Read more on the subject at:

  • Breathe in contractions
  • Induce labor - when, with what and what are the risks?

Course of birth

The process of a regular birth is divided into three phases.

  1. Opening phase
  2. Expulsion phase
  3. Postpartum phase

1. Opening phase:

It begins with the onset of regular painful contractions that open the cervix and stretch and loosen the cervix.
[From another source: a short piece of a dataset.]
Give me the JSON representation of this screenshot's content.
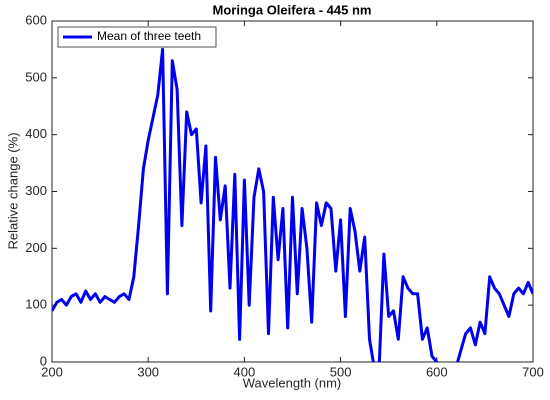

The opening of the cervix is ​​additionally reinforced by the action of prostaglandins, certain tissue hormones; this process is called cervical ripening. In a primiparous woman, the cervix initially shortens, which leads to the opening of the internal cervix. The external cervix opens only after the cervix is ​​completely shortened. If a pregnant woman has already given birth several times, the inner and outer cervix are shortened and opened at the same time. The pain during this phase is mainly caused by the opening of the cervix and the stretching of the cervix and the lower part of the uterus. At the end of the opening phase with a complete opening of the cervix, the bladder ruptures, followed by stronger and more frequent contractions.

2. Expulsion phase:

It begins with the full opening of the cervix and ends with the birth of the child. As soon as the child's head reaches the mother's pelvic floor, the mother starts to push reflexively by tensing the abdominal wall muscles. This intensified pressing phase causes the soft tissue tube of the birth canal to widen. The main cause of pain during this period is the stretching of the pelvic floor and the soft tissue canal. Understandably, the burden on the mother is greatest at this stage of the birth.
If the child's head is visible in the vagina during a contraction, it is called "cutting into". If you can see the head during the pauses in labor, the head can step out; what is called "cutting through" the head. The dam experiences maximum stress from extreme expansion. The occiput is the first to emerge from the birth canal. Then come the parting and the forehead with face. The expulsion phase is the most dangerous phase during childbirth for the child.
The uterus and thus the placenta (placenta) is no longer well supplied with blood, which is why the child receives too little oxygen if the expulsion phase is too long. The strong pressure on the child's head with each new contraction can lead to reduced blood flow to the brain. It should therefore take about an hour for first-time mothers and about half an hour for multiparous women. For this reason, the birth is monitored particularly closely during this phase.

3rd postpartum phase:

It covers the period from the birth of the child to the complete expulsion of the mother cake (placenta). Detachment occurs after the placenta itself releases a large amount of prostaglandins, which causes the uterus to contract. This reduces the adhesive surface of the placenta and leads to detachment. With the help of three signs one can infer the solution of the placenta. On the one hand, the uterus contracts narrow and angular above the detached placenta and can be felt (uterine edge sign). The loosening of the placenta can also be assessed by pressing the abdominal wall below the navel.
If the umbilical cord moves back into the vagina when it is pushed in, the placenta has not yet loosened. In addition, the advancement of the umbilical cord is used to assess the postpartum. The contractions during the postpartum phase cause the uterus to contract, compressing the blood vessels and reducing the flow of blood.

The activation of the blood coagulation system and the clamping of the umbilical cord also mean that the blood loss in one birth is normally 300 ml.